Since BlackRock bought into the goldminer at a valuation of $167 million, it stands to make a threefold gain if GV Gold can strike a target price of $500 million in a new transaction in the coming months. Investment bankers, apparently eager to share in this upside, have also been circulating the story that GV Gold is well placed to gain the support of state conglomerate Russian Technologies, run by Sergei Chemezov, in a bid to take the licence to mine Sukhoi Log. With more than 60 million oz in gold reserves, Sukhoi Log is Russia’a largest unmined gold deposit, and one of the largest in the world.
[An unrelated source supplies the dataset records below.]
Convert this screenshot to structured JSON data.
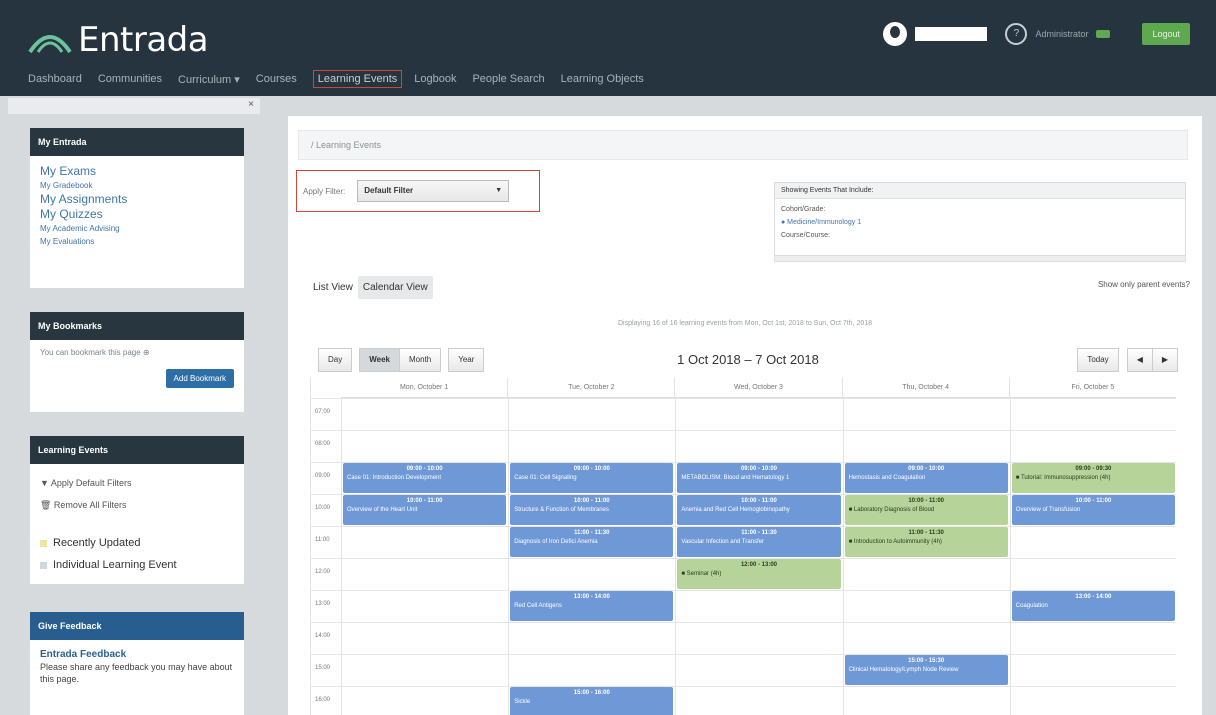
{
  "header": {
    "logo_text": "Entrada",
    "role_text": "Administrator",
    "logout_label": "Logout",
    "nav": [
      "Dashboard",
      "Communities",
      "Curriculum ▾",
      "Courses",
      "Learning Events",
      "Logbook",
      "People Search",
      "Learning Objects"
    ]
  },
  "sidebar": {
    "entrada": {
      "title": "My Entrada",
      "links": [
        {
          "label": "My Exams",
          "size": "lg"
        },
        {
          "label": "My Gradebook",
          "size": "sm"
        },
        {
          "label": "My Assignments",
          "size": "lg"
        },
        {
          "label": "My Quizzes",
          "size": "lg"
        },
        {
          "label": "My Academic Advising",
          "size": "sm"
        },
        {
          "label": "My Evaluations",
          "size": "sm"
        }
      ]
    },
    "bookmarks": {
      "title": "My Bookmarks",
      "hint": "You can bookmark this page ⊕",
      "button": "Add Bookmark"
    },
    "learning": {
      "title": "Learning Events",
      "apply": "▼ Apply Default Filters",
      "remove": "🗑 Remove All Filters",
      "legend": [
        {
          "label": "Recently Updated",
          "color": "#f2e5a0"
        },
        {
          "label": "Individual Learning Event",
          "color": "#cfd8de"
        }
      ]
    },
    "feedback": {
      "title": "Give Feedback",
      "heading": "Entrada Feedback",
      "text": "Please share any feedback you may have about this page."
    }
  },
  "main": {
    "crumb": "/ Learning Events",
    "filter_label": "Apply Filter:",
    "filter_value": "Default Filter",
    "showing_title": "Showing Events That Include:",
    "showing_group": "Cohort/Grade:",
    "showing_item": "● Medicine/Immunology 1",
    "showing_sub": "Course/Course:",
    "tabs": [
      "List View",
      "Calendar View"
    ],
    "parent_only": "Show only parent events?",
    "displaying": "Displaying 16 of 16 learning events from Mon, Oct 1st, 2018 to Sun, Oct 7th, 2018",
    "views": [
      "Day",
      "Week",
      "Month",
      "Year"
    ],
    "date_range": "1 Oct 2018 – 7 Oct 2018",
    "today_label": "Today",
    "prev_icon": "◀",
    "next_icon": "▶"
  },
  "calendar": {
    "days": [
      "Mon, October 1",
      "Tue, October 2",
      "Wed, October 3",
      "Thu, October 4",
      "Fri, October 5"
    ],
    "times": [
      "07:00",
      "08:00",
      "09:00",
      "10:00",
      "11:00",
      "12:00",
      "13:00",
      "14:00",
      "15:00",
      "16:00"
    ],
    "events": [
      {
        "day": 0,
        "start": 9,
        "end": 10,
        "color": "blue",
        "time": "09:00 - 10:00",
        "name": "Case 01: Introduction Development"
      },
      {
        "day": 0,
        "start": 10,
        "end": 11,
        "color": "blue",
        "time": "10:00 - 11:00",
        "name": "Overview of the Heart Unit"
      },
      {
        "day": 1,
        "start": 9,
        "end": 10,
        "color": "blue",
        "time": "09:00 - 10:00",
        "name": "Case 01: Cell Signaling"
      },
      {
        "day": 1,
        "start": 10,
        "end": 11,
        "color": "blue",
        "time": "10:00 - 11:00",
        "name": "Structure & Function of Membranes"
      },
      {
        "day": 1,
        "start": 11,
        "end": 12,
        "color": "blue",
        "time": "11:00 - 11:30",
        "name": "Diagnosis of Iron Defici Anemia"
      },
      {
        "day": 1,
        "start": 13,
        "end": 14,
        "color": "blue",
        "time": "13:00 - 14:00",
        "name": "Red Cell Antigens"
      },
      {
        "day": 1,
        "start": 16,
        "end": 17,
        "color": "blue",
        "time": "15:00 - 16:00",
        "name": "Sickle"
      },
      {
        "day": 2,
        "start": 9,
        "end": 10,
        "color": "blue",
        "time": "09:00 - 10:00",
        "name": "METABOLISM: Blood and Hematology 1"
      },
      {
        "day": 2,
        "start": 10,
        "end": 11,
        "color": "blue",
        "time": "10:00 - 11:00",
        "name": "Anemia and Red Cell Hemoglobinopathy"
      },
      {
        "day": 2,
        "start": 11,
        "end": 12,
        "color": "blue",
        "time": "11:00 - 11:30",
        "name": "Vascular Infection and Transfer"
      },
      {
        "day": 2,
        "start": 12,
        "end": 13,
        "color": "green",
        "time": "12:00 - 13:00",
        "name": "■ Seminar (4h)"
      },
      {
        "day": 3,
        "start": 9,
        "end": 10,
        "color": "blue",
        "time": "09:00 - 10:00",
        "name": "Hemostasis and Coagulation"
      },
      {
        "day": 3,
        "start": 10,
        "end": 11,
        "color": "green",
        "time": "10:00 - 11:00",
        "name": "■ Laboratory Diagnosis of Blood"
      },
      {
        "day": 3,
        "start": 11,
        "end": 12,
        "color": "green",
        "time": "11:00 - 11:30",
        "name": "■ Introduction to Autoimmunity (4h)"
      },
      {
        "day": 3,
        "start": 15,
        "end": 16,
        "color": "blue",
        "time": "15:00 - 15:30",
        "name": "Clinical Hematology/Lymph Node Review"
      },
      {
        "day": 4,
        "start": 9,
        "end": 10,
        "color": "green",
        "time": "09:00 - 09:30",
        "name": "■ Tutorial: Immunosuppression (4h)"
      },
      {
        "day": 4,
        "start": 10,
        "end": 11,
        "color": "blue",
        "time": "10:00 - 11:00",
        "name": "Overview of Transfusion"
      },
      {
        "day": 4,
        "start": 13,
        "end": 14,
        "color": "blue",
        "time": "13:00 - 14:00",
        "name": "Coagulation"
      }
    ]
  }
}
It was once part of the Lenzoloto mining area in Irkutsk, and, as the following map illustrates, the deposits which GV Gold has been mining since 1998 are on the periphery of the main Sukhoi Log licence area.

But there are many contenders for Sukhoi Log; and because an open auction is likely to drive the licence price up to $1 billion, before capital expenditure of another $1 billion is required, the Russian bidders will require finance. This gives the advantage to the frontrunners, Polyus Gold and Polymetal. If oligarch influence counts, as it is bound to do, then Mordashov’s Severstal Resources and Abramovich’s Highland Gold would also be contenders. Avoiding an open auction by state decree, or securing bid financing from a state bank, would enable a smaller goldminer to compete. That appears to be what GV Gold is hoping for. Establishing an international market value for its existing assets and price for its shares is what it is trying to achieve first.